Elevated WBC and CRP are nonspecific and may be seen in many different causes of abdominal pain, including ovarian torsion. Although they are statistically higher in appendicitis than in ovarian torsion, they are not useful in differentiating the etiology in an individual patient. Ultrasound should always be considered in the pediatric female with lower abdominal pain, since it is noninvasive, does not expose the patient to radiation, and has reasonable diagnostic accuracy for appendicitis as well as other causes of pain.
- “I ordered the ultrasound, but the ovary had Doppler flow, so I thought the ovary couldn’t be torsed.”

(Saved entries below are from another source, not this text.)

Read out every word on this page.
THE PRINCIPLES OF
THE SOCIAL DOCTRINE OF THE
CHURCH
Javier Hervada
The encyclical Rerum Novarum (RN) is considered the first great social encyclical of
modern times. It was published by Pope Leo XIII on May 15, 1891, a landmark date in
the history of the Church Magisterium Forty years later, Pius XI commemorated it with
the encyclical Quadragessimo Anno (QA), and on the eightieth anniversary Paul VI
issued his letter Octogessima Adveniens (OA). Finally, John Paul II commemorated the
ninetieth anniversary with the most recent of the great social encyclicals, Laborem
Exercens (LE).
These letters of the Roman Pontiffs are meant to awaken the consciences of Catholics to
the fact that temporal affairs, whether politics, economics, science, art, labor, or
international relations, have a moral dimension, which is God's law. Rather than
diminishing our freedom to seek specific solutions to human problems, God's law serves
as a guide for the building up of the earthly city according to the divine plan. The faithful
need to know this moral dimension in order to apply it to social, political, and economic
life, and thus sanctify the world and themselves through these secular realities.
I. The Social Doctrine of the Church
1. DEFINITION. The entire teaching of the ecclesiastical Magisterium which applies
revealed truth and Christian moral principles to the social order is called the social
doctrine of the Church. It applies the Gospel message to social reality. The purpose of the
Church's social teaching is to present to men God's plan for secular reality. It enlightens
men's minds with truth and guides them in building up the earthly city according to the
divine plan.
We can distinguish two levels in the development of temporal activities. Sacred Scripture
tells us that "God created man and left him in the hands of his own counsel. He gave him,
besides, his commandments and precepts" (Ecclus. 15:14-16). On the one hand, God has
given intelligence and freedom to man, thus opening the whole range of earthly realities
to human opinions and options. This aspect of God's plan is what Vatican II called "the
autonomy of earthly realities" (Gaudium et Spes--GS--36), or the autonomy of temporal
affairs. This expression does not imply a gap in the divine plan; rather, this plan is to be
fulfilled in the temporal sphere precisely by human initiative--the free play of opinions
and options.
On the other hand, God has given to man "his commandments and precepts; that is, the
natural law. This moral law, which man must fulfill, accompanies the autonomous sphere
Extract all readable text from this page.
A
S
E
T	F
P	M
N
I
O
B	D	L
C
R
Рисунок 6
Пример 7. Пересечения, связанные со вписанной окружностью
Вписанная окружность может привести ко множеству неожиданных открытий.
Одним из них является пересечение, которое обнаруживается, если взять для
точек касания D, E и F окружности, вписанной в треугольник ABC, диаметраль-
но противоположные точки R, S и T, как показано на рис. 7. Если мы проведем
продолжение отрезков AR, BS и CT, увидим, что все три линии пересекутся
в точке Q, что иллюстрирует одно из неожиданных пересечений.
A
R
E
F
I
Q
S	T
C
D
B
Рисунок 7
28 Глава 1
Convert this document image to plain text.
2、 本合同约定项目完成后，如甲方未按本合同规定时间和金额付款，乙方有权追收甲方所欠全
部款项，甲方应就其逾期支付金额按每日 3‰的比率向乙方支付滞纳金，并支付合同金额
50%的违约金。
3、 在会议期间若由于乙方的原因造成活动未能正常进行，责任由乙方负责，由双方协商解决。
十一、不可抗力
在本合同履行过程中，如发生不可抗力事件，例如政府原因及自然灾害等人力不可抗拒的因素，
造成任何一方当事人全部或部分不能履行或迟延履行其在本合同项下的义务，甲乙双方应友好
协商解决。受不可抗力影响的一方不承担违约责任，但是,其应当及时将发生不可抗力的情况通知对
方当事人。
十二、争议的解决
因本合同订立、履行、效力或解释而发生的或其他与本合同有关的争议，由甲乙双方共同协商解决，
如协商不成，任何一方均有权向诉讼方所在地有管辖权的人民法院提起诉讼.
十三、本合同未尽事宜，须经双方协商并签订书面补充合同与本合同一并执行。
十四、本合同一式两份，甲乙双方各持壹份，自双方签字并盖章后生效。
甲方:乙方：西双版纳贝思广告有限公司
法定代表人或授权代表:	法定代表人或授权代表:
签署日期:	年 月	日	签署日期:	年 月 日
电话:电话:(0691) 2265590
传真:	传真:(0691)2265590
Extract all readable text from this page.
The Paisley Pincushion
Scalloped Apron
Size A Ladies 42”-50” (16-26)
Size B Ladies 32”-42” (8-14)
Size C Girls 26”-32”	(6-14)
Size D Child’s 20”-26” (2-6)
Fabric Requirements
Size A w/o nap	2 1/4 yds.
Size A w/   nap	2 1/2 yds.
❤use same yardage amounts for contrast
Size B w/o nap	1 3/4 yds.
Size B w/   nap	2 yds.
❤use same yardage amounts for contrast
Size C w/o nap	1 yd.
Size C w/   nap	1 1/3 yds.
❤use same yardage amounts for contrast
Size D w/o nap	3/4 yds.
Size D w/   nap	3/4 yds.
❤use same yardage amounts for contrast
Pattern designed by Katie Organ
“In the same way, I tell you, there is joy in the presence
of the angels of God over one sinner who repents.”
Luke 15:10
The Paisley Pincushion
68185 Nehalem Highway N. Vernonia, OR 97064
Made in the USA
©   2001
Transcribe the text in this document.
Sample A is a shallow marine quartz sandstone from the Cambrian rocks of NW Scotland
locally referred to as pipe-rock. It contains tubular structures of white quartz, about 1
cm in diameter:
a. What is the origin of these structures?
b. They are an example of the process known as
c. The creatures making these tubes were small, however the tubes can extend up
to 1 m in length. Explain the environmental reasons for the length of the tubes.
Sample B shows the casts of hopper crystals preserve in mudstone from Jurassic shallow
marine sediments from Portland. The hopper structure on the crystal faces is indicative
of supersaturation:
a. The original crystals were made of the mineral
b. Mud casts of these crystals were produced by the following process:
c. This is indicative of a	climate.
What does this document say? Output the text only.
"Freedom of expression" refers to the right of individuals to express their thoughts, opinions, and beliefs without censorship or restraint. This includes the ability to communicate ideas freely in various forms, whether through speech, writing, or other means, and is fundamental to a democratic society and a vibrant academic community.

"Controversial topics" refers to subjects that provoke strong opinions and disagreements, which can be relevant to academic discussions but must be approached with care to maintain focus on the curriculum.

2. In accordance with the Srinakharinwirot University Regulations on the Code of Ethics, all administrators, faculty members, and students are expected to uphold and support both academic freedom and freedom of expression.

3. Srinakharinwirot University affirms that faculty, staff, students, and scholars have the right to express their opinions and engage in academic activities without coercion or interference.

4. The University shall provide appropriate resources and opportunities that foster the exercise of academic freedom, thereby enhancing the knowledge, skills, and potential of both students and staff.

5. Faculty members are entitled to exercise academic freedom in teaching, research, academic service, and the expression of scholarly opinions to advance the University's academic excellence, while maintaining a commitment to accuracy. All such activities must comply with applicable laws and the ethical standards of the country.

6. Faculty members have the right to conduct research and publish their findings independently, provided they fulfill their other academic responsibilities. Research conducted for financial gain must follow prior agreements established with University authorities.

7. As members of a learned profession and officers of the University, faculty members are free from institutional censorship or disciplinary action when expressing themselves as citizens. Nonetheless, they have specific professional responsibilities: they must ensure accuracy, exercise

Doppler flow is not sensitive to exclude ovarian torsion, and it may actually be present in as many as two-thirds of patients with ovarian torsion. Abnormal venous flow may be more sensitive than lack of arterial flow, but it is not always reported. The ultrasound diagnosis of ovarian torsion is usually made on the basis of a combination of findings, none of which have high sensitivity individually.
- “The ultrasound showed a significant ovarian enlargement, but it was bilateral, so I didn’t think it could be torsion.”
Ovarian enlargement in ovarian torsion is a common finding and likely has the highest sensitivity of the various possible ultrasound abnormalities. Bilateral torsion is rare, but not unheard of. Any concerning ultrasound findings in the setting of a suspicious clinical history should trigger a consultation with gynecology. Diagnostic laparoscopy is the definitive diagnostic modality and should be considered in patients without a clear diagnosis after imaging. ¬
- “The ovary didn’t have flow on the ultrasound, and my patient had been having pain constantly for 3 days. It was the middle of the night and I figured that, after this much time, there was no chance of saving the ovary, so I waited until the morning to call the gynecologist.”
Duration of symptoms has not been correlated with irreversible ischemia in ovarian torsion, and should not be used as a prognostic factor. Many patients have had their ovary salvaged even after multiple days of symptoms. With a definitive ultrasound diagnosis, the gynecologist should be called immediately and the patient prepared for the operating room, even if she has had prolonged symptoms.
- “After the ultrasound showed ovarian torsion, I went to talk to the patient and her family and tell them the plan. They asked me what would happen, so I told them that she’d need to have her ovary removed.”
Although ovarian torsion has traditionally been treated with oophorectomy, recent studies have shown very good outcomes after detorsion and ovarian conservation. While this approach has not yet gained universal acceptance, an increasing number of patients are having their ovary salvaged, and this is likely to become the future standard of care.